The world will know which way the Iranian election has gone at roughly half-8 in the morning (Eastern Time) or half-three GMT, on Saturday.
Now that the polls have closed and it is clear that turnout was exceedingly high (with the Interior Ministry needing to extend voting by five hours) we can all wait with bated breath to learn the people’s choice (from among the carefully vetted six candidates who made it on to the ballot).
Western attention has increasingly focussed on Hassan Rouhani, 64, the only cleric contesting the presidential election. He is said to be fluent in English, German, French, Russian and Arabic, and has a law doctorate from Glasgow Caledonian University. He has repeatedly talked a good talk, promising in the Iranian equivalent of the stump speech that he would steer the country towards moderation, reform, free political prisoners, guarantee civil rights and return “dignity to the nation”. He has also raised taboo subjects, such as the nuclear stand-off with world powers, damaging international sanctions, the dire state of the economy and Iran’s international isolation. Most significant of all, he has vowed to restore diplomatic relations with the Great Satan, the United States.

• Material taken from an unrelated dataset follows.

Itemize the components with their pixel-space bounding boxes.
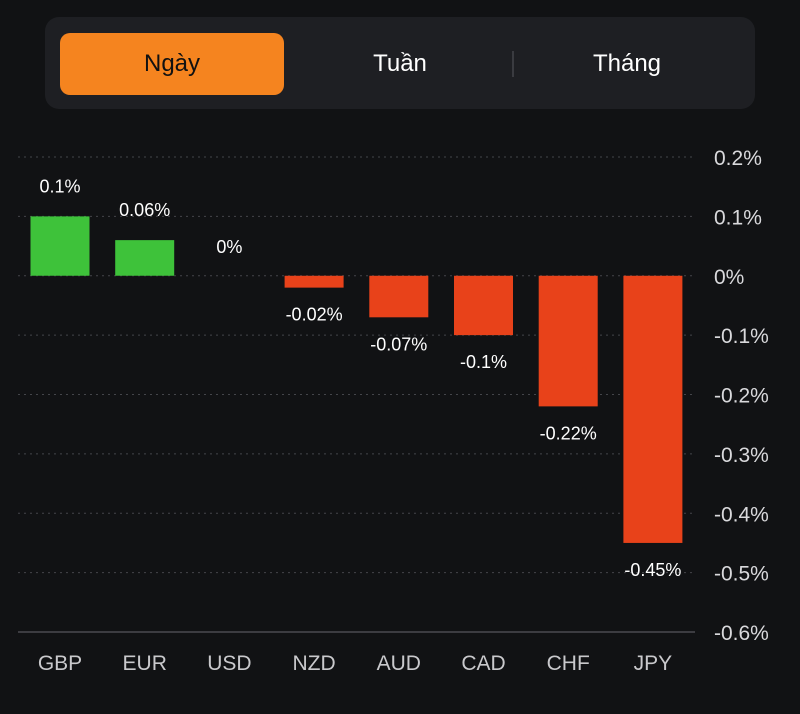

The West sees Mr Rouhani as a “cautious reformer”, the most moderate of a severely restricted field. But it’s worth noting that Mr Rouhani himself doesn’t describe himself as a reformer – that would probably spell death to any presidential ambitions in 21st century Iran. In a sense, an Iranian presidential election is choice between different shades of black and it is a little like picking a pope. You can be sure he will always be male, always anti-abortion and fairly conservative.
But perhaps Mr Rouhani is a lighter shade of black?